At once playful and sophisticated, Automobile begs to be touched and understood. Some components are more easily identifiable than others: the deformed, molten wheel at the tip of the sculpture; the ignition just beneath it; the pedals on either side of the wooden frame; the pistons in the center. They vaguely call to mind the human anatomy: the wheel, a head; the pedals, arms; the engine, a heart.
The attempt to understand is the basis of Automobile’s inception. Around the time that his mother was diagnosed with terminal cancer, it dawned on Reiss that he had no idea how a car worked. He ventured to explore this process and the corollaries of his unawareness– deprivation and loss.
Automobile is so kinetic in appearance you want it to come to life; you expect it to. And in a way, it is alive. It is the product of years of exploration, contemplation, and grappling. Automobile is not only an attempt to understand the body, but a creative sanctuary to explore other narratives, both social and personal. It is a mechanical organism and an emotional organism (a soundboard, as described by Reiss). It is his circle in the sand.
Just as bright eyes can reflect a healthy diet (eat your spinach and sweet potatoes), Automobile represents a similar system of complex, causal relationships. Everything is connected, evidently or not, in the tapestry of his narrative. To use another body metaphor, Reiss’s machine calls to mind the twelve meridians of Chinese medicine: systems within a system, our meridians enable chi, or energy, to flow freely through the body. Healthy meridians are integral to livelihood, just as a machine’s parts need to be in good working order to perform maximally. Perhaps Automobile is also an endeavor to understand what makes machines flourish and decay.

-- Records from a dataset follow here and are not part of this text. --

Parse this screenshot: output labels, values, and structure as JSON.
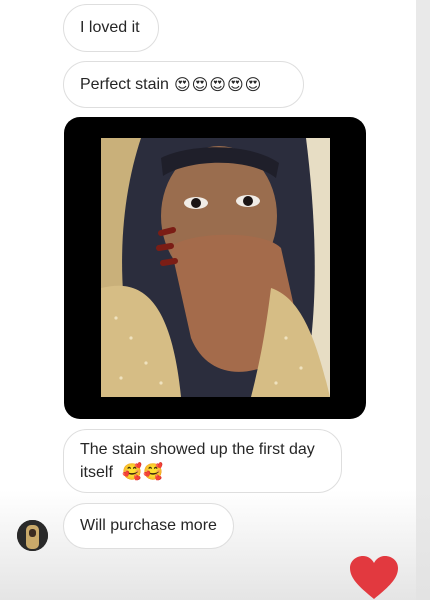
{
  "messages": [
    {
      "text": "I loved it",
      "emoji": ""
    },
    {
      "text": "Perfect stain",
      "emoji": "😍😍😍😍😍"
    },
    {
      "text": "The stain showed up the first day itself",
      "emoji": "🥰🥰"
    },
    {
      "text": "Will purchase more",
      "emoji": ""
    }
  ],
  "photo": {
    "icon": "shared-photo"
  },
  "avatar": {
    "icon": "user-avatar"
  },
  "colors": {
    "bubble_border": "#dedede",
    "heart": "#e2393f",
    "photo_frame": "#000000"
  },
  "actions": {
    "like_icon": "heart-icon"
  }
}
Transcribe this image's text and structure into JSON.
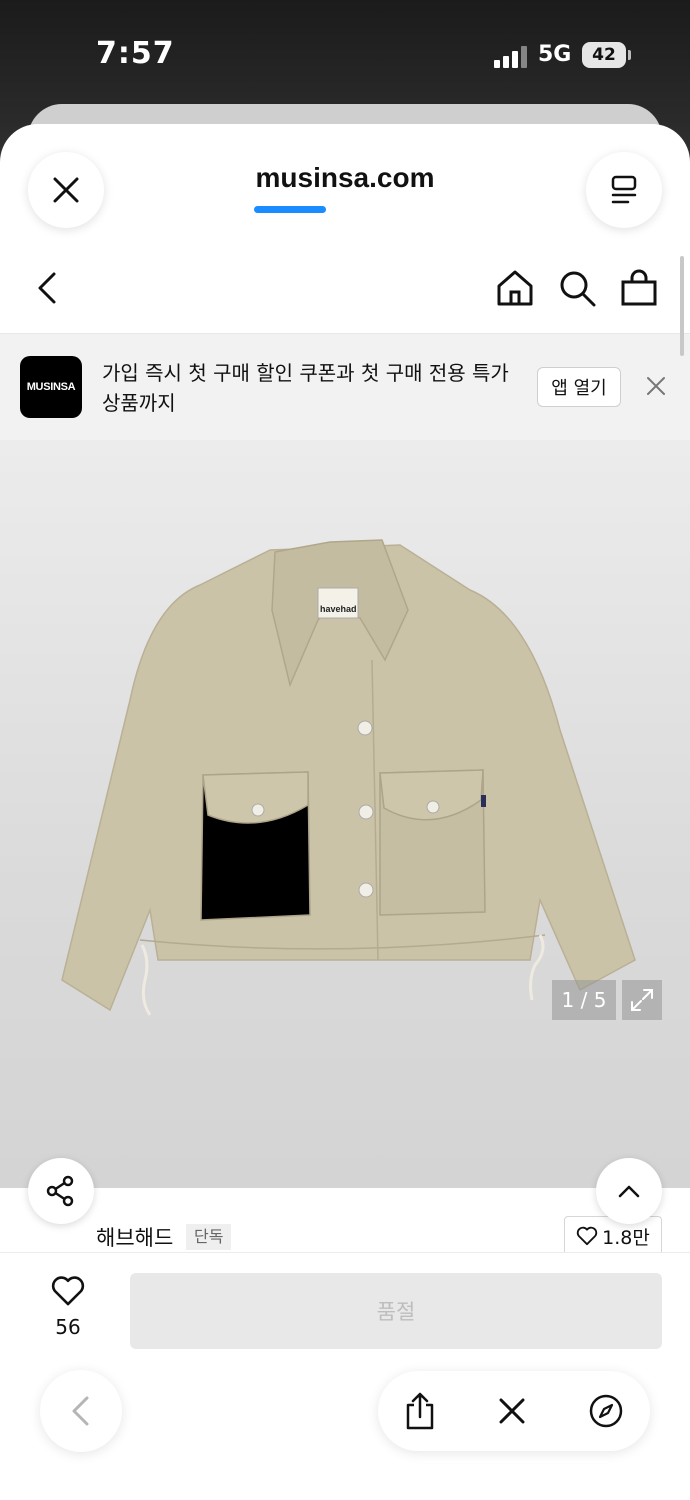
{
  "status_bar": {
    "time": "7:57",
    "network": "5G",
    "battery": "42"
  },
  "browser": {
    "domain": "musinsa.com"
  },
  "app_banner": {
    "logo_text": "MUSINSA",
    "message": "가입 즉시 첫 구매 할인 쿠폰과 첫 구매 전용 특가 상품까지",
    "open_app_label": "앱 열기"
  },
  "product": {
    "image_counter": "1 / 5",
    "image_label": "havehad",
    "brand_name": "해브해드",
    "exclusive_badge": "단독",
    "brand_likes": "1.8만",
    "wish_count": "56",
    "buy_button_label": "품절"
  },
  "colors": {
    "accent_blue": "#1a8cff",
    "jacket": "#cbc3a8",
    "soldout_bg": "#e8e8e8",
    "soldout_text": "#bdbdbd"
  }
}
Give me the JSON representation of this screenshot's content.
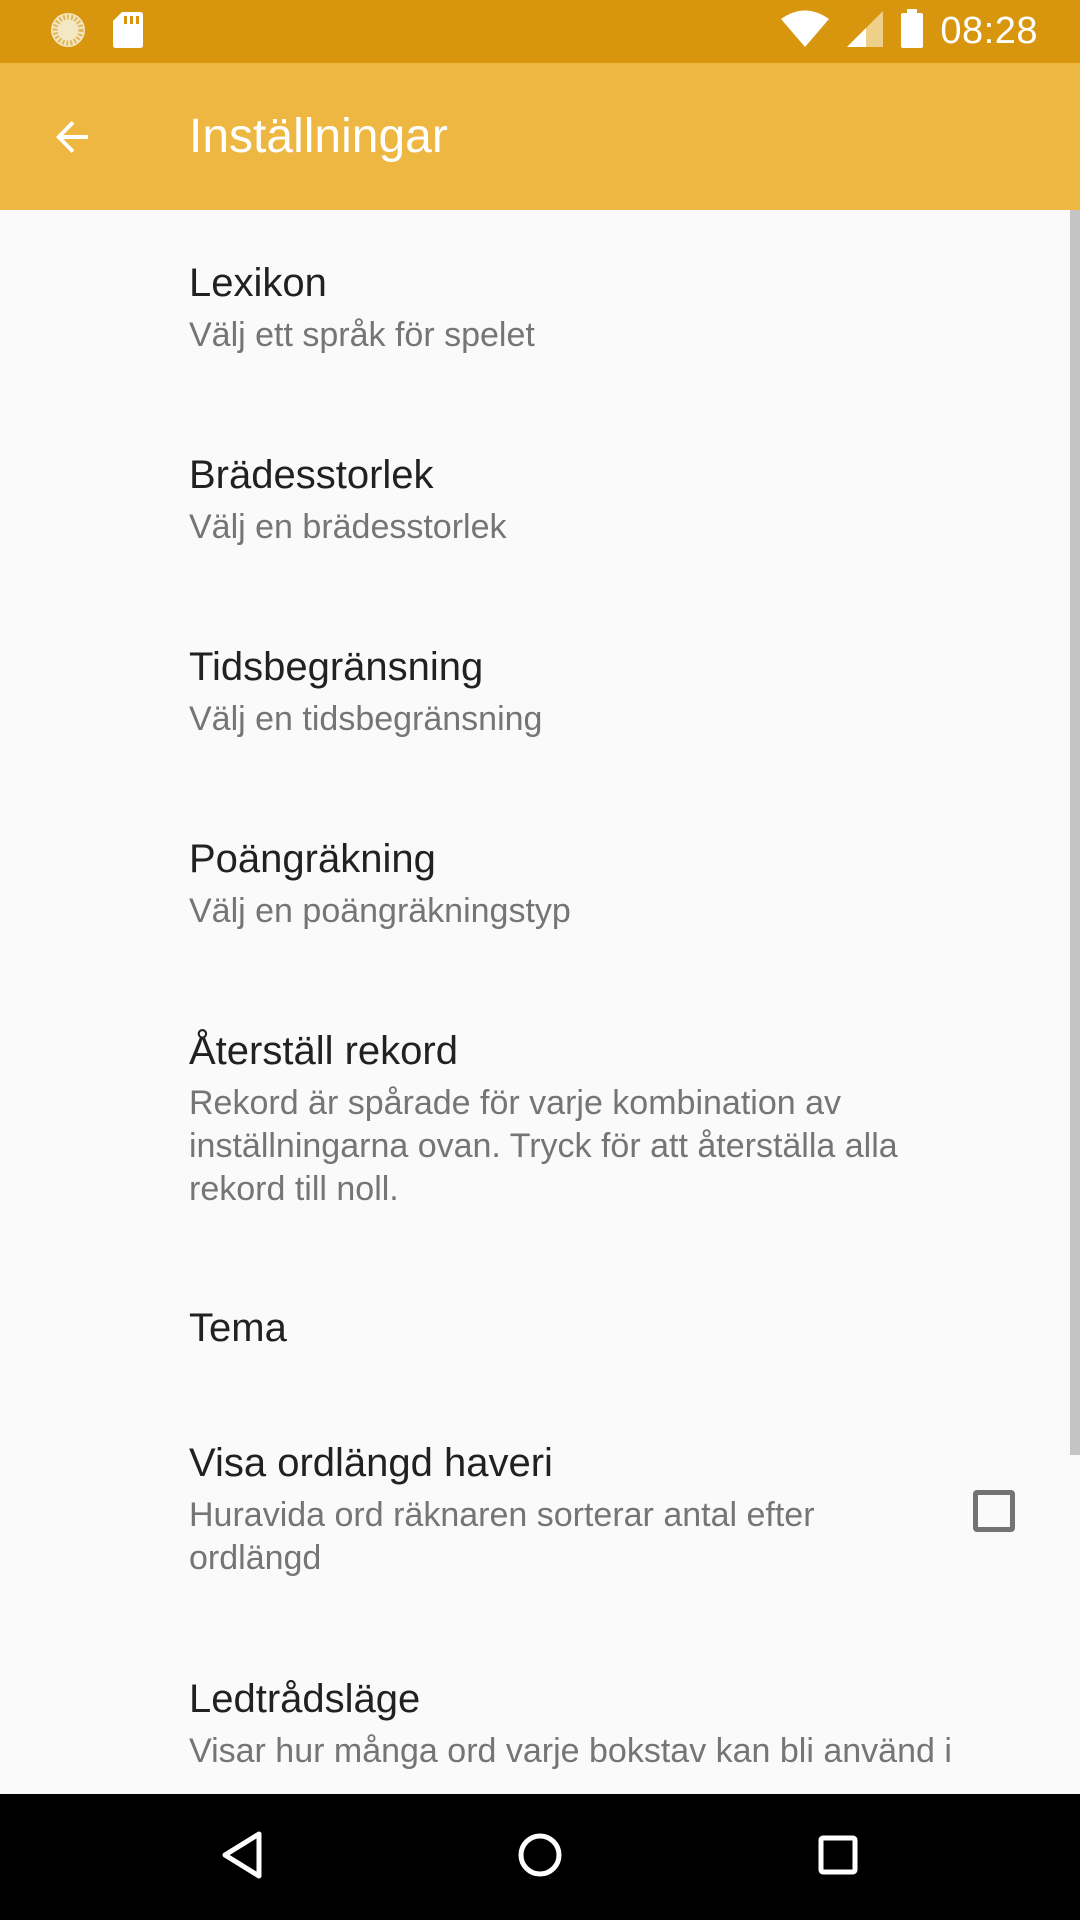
{
  "status_bar": {
    "time": "08:28",
    "left_icons": [
      "loading-circle-icon",
      "sd-card-icon"
    ],
    "right_icons": [
      "wifi-icon",
      "cellular-signal-icon",
      "battery-icon"
    ],
    "background_color": "#d8960f"
  },
  "app_bar": {
    "title": "Inställningar",
    "back_icon": "arrow-back-icon",
    "background_color": "#edb742"
  },
  "preferences": [
    {
      "title": "Lexikon",
      "summary": "Välj ett språk för spelet"
    },
    {
      "title": "Brädesstorlek",
      "summary": "Välj en brädesstorlek"
    },
    {
      "title": "Tidsbegränsning",
      "summary": "Välj en tidsbegränsning"
    },
    {
      "title": "Poängräkning",
      "summary": "Välj en poängräkningstyp"
    },
    {
      "title": "Återställ rekord",
      "summary": "Rekord är spårade för varje kombination av inställningarna ovan. Tryck för att återställa alla rekord till noll."
    },
    {
      "title": "Tema",
      "summary": ""
    },
    {
      "title": "Visa ordlängd haveri",
      "summary": "Huravida ord räknaren sorterar antal efter ordlängd",
      "checkbox_checked": false
    },
    {
      "title": "Ledtrådsläge",
      "summary": "Visar hur många ord varje bokstav kan bli använd i"
    }
  ],
  "nav_bar": {
    "icons": [
      "back-triangle-icon",
      "home-circle-icon",
      "recents-square-icon"
    ]
  }
}
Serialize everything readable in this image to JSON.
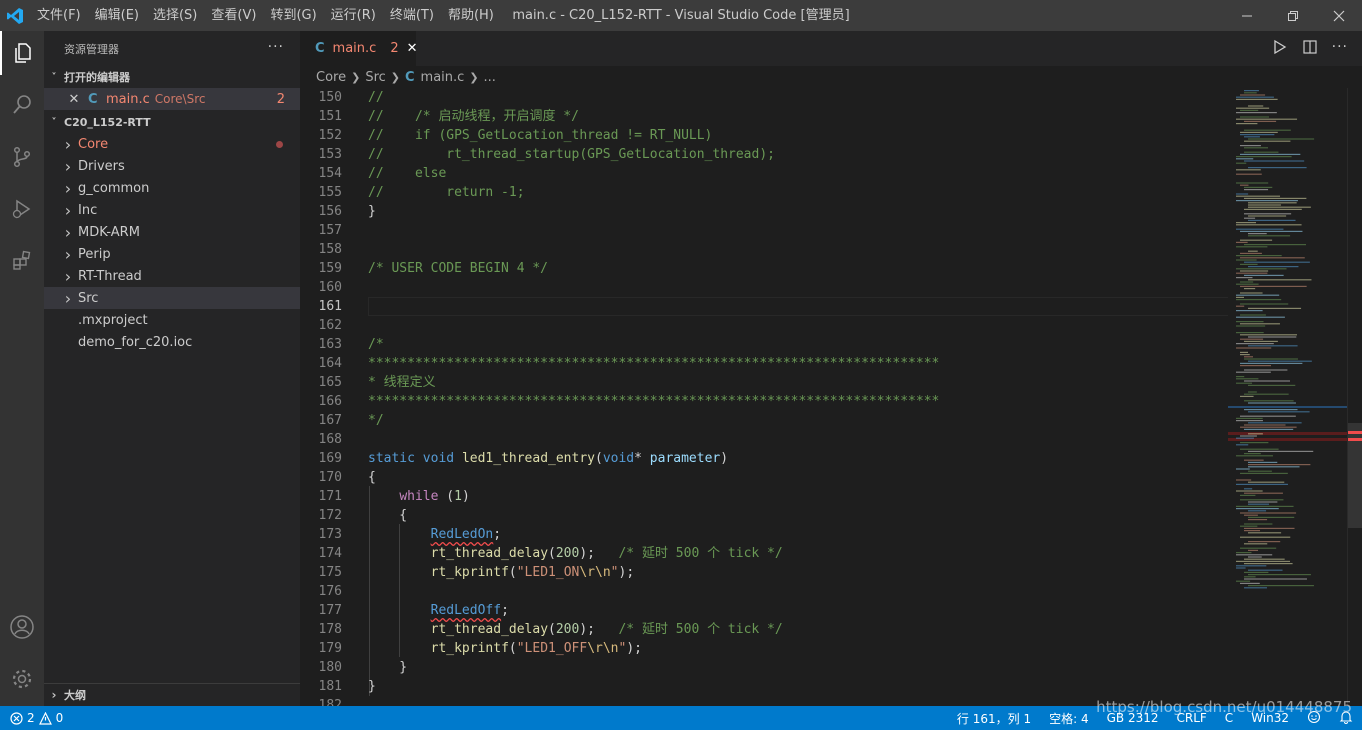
{
  "titlebar": {
    "menu": [
      "文件(F)",
      "编辑(E)",
      "选择(S)",
      "查看(V)",
      "转到(G)",
      "运行(R)",
      "终端(T)",
      "帮助(H)"
    ],
    "title": "main.c - C20_L152-RTT - Visual Studio Code [管理员]"
  },
  "sidebar": {
    "header": "资源管理器",
    "more": "···",
    "open_editors": {
      "label": "打开的编辑器",
      "file": "main.c",
      "path": "Core\\Src",
      "problems": "2",
      "icon": "C"
    },
    "project": {
      "label": "C20_L152-RTT",
      "items": [
        {
          "label": "Core",
          "type": "folder",
          "modified": true
        },
        {
          "label": "Drivers",
          "type": "folder"
        },
        {
          "label": "g_common",
          "type": "folder"
        },
        {
          "label": "Inc",
          "type": "folder"
        },
        {
          "label": "MDK-ARM",
          "type": "folder"
        },
        {
          "label": "Perip",
          "type": "folder"
        },
        {
          "label": "RT-Thread",
          "type": "folder"
        },
        {
          "label": "Src",
          "type": "folder",
          "selected": true
        },
        {
          "label": ".mxproject",
          "type": "file"
        },
        {
          "label": "demo_for_c20.ioc",
          "type": "file"
        }
      ]
    },
    "outline_label": "大纲"
  },
  "editor": {
    "tab": {
      "label": "main.c",
      "icon": "C",
      "problems": "2"
    },
    "breadcrumb": [
      "Core",
      "Src",
      "main.c",
      "..."
    ],
    "current_line": 161,
    "lines": [
      {
        "n": 150,
        "tokens": [
          [
            "cm",
            "//"
          ]
        ]
      },
      {
        "n": 151,
        "tokens": [
          [
            "cm",
            "//    /* 启动线程，开启调度 */"
          ]
        ]
      },
      {
        "n": 152,
        "tokens": [
          [
            "cm",
            "//    if (GPS_GetLocation_thread != RT_NULL)"
          ]
        ]
      },
      {
        "n": 153,
        "tokens": [
          [
            "cm",
            "//        rt_thread_startup(GPS_GetLocation_thread);"
          ]
        ]
      },
      {
        "n": 154,
        "tokens": [
          [
            "cm",
            "//    else"
          ]
        ]
      },
      {
        "n": 155,
        "tokens": [
          [
            "cm",
            "//        return -1;"
          ]
        ]
      },
      {
        "n": 156,
        "tokens": [
          [
            "p",
            "}"
          ]
        ]
      },
      {
        "n": 157,
        "tokens": []
      },
      {
        "n": 158,
        "tokens": []
      },
      {
        "n": 159,
        "tokens": [
          [
            "cm",
            "/* USER CODE BEGIN 4 */"
          ]
        ]
      },
      {
        "n": 160,
        "tokens": []
      },
      {
        "n": 161,
        "tokens": []
      },
      {
        "n": 162,
        "tokens": []
      },
      {
        "n": 163,
        "tokens": [
          [
            "cm",
            "/*"
          ]
        ]
      },
      {
        "n": 164,
        "tokens": [
          [
            "cm",
            "*************************************************************************"
          ]
        ]
      },
      {
        "n": 165,
        "tokens": [
          [
            "cm",
            "* 线程定义"
          ]
        ]
      },
      {
        "n": 166,
        "tokens": [
          [
            "cm",
            "*************************************************************************"
          ]
        ]
      },
      {
        "n": 167,
        "tokens": [
          [
            "cm",
            "*/"
          ]
        ]
      },
      {
        "n": 168,
        "tokens": []
      },
      {
        "n": 169,
        "tokens": [
          [
            "kw",
            "static"
          ],
          [
            "p",
            " "
          ],
          [
            "kw",
            "void"
          ],
          [
            "p",
            " "
          ],
          [
            "fn",
            "led1_thread_entry"
          ],
          [
            "p",
            "("
          ],
          [
            "kw",
            "void"
          ],
          [
            "p",
            "* "
          ],
          [
            "var",
            "parameter"
          ],
          [
            "p",
            ")"
          ]
        ]
      },
      {
        "n": 170,
        "tokens": [
          [
            "p",
            "{"
          ]
        ]
      },
      {
        "n": 171,
        "tokens": [
          [
            "p",
            "    "
          ],
          [
            "ctl",
            "while"
          ],
          [
            "p",
            " ("
          ],
          [
            "num",
            "1"
          ],
          [
            "p",
            ")"
          ]
        ]
      },
      {
        "n": 172,
        "tokens": [
          [
            "p",
            "    {"
          ]
        ]
      },
      {
        "n": 173,
        "tokens": [
          [
            "p",
            "        "
          ],
          [
            "mac",
            "RedLedOn"
          ],
          [
            "p",
            ";"
          ]
        ]
      },
      {
        "n": 174,
        "tokens": [
          [
            "p",
            "        "
          ],
          [
            "fn",
            "rt_thread_delay"
          ],
          [
            "p",
            "("
          ],
          [
            "num",
            "200"
          ],
          [
            "p",
            ");   "
          ],
          [
            "cm",
            "/* 延时 500 个 tick */"
          ]
        ]
      },
      {
        "n": 175,
        "tokens": [
          [
            "p",
            "        "
          ],
          [
            "fn",
            "rt_kprintf"
          ],
          [
            "p",
            "("
          ],
          [
            "str",
            "\"LED1_ON"
          ],
          [
            "esc",
            "\\r\\n"
          ],
          [
            "str",
            "\""
          ],
          [
            "p",
            ");"
          ]
        ]
      },
      {
        "n": 176,
        "tokens": []
      },
      {
        "n": 177,
        "tokens": [
          [
            "p",
            "        "
          ],
          [
            "mac",
            "RedLedOff"
          ],
          [
            "p",
            ";"
          ]
        ]
      },
      {
        "n": 178,
        "tokens": [
          [
            "p",
            "        "
          ],
          [
            "fn",
            "rt_thread_delay"
          ],
          [
            "p",
            "("
          ],
          [
            "num",
            "200"
          ],
          [
            "p",
            ");   "
          ],
          [
            "cm",
            "/* 延时 500 个 tick */"
          ]
        ]
      },
      {
        "n": 179,
        "tokens": [
          [
            "p",
            "        "
          ],
          [
            "fn",
            "rt_kprintf"
          ],
          [
            "p",
            "("
          ],
          [
            "str",
            "\"LED1_OFF"
          ],
          [
            "esc",
            "\\r\\n"
          ],
          [
            "str",
            "\""
          ],
          [
            "p",
            ");"
          ]
        ]
      },
      {
        "n": 180,
        "tokens": [
          [
            "p",
            "    }"
          ]
        ]
      },
      {
        "n": 181,
        "tokens": [
          [
            "p",
            "}"
          ]
        ]
      },
      {
        "n": 182,
        "tokens": []
      }
    ]
  },
  "statusbar": {
    "errors": "2",
    "warnings": "0",
    "position": "行 161，列 1",
    "spaces": "空格: 4",
    "encoding": "GB 2312",
    "eol": "CRLF",
    "language": "C",
    "platform": "Win32"
  },
  "watermark": "https://blog.csdn.net/u014448875",
  "colors": {
    "accent": "#007acc",
    "error": "#f14c4c",
    "comment": "#6a9955",
    "keyword": "#569cd6",
    "function": "#dcdcaa"
  }
}
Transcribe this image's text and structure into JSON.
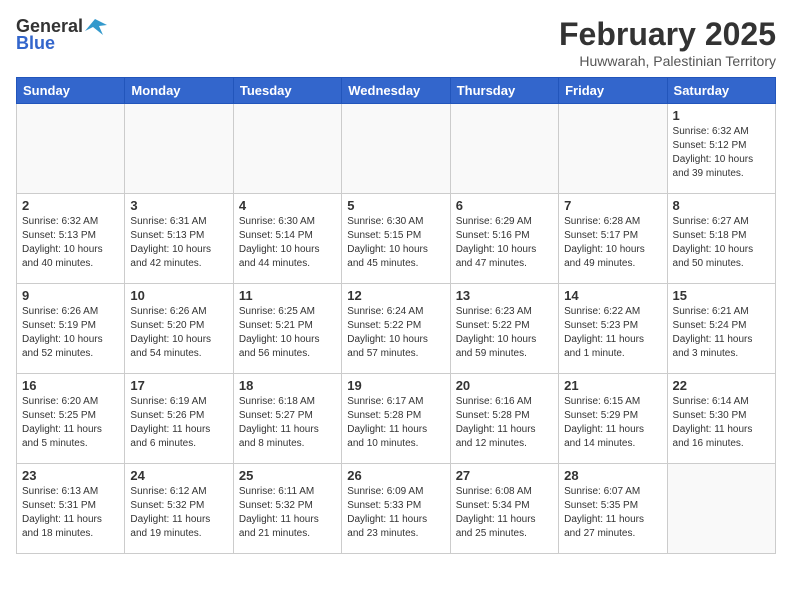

Reiss has created an artwork that poses the same questions he faced in 2009. How was it built? How does it work? What keeps it alive? We find ourselves in a similar process of seeking. We yearn to comprehend; we feel helpless, eager, and curious. In the end we learn that the more we venture to understand something as complex as a body’s system, the more we do not understand. It is like the sea of oblivion that artist Yasumasa Morimura describes: the world that exists beyond the sea (our immediate reality) is so vast that memories and information cannot match its scale. The best we can do is tap into our creativity and work toward embracing the mystery and magic and confusion, just as Reiss has done.
Benjamin Reiss, Rogue Locomotives: New Work by Benjamin Reiss and Conor Thompson, Actual Size, Los Angeles, through January 25, 2014.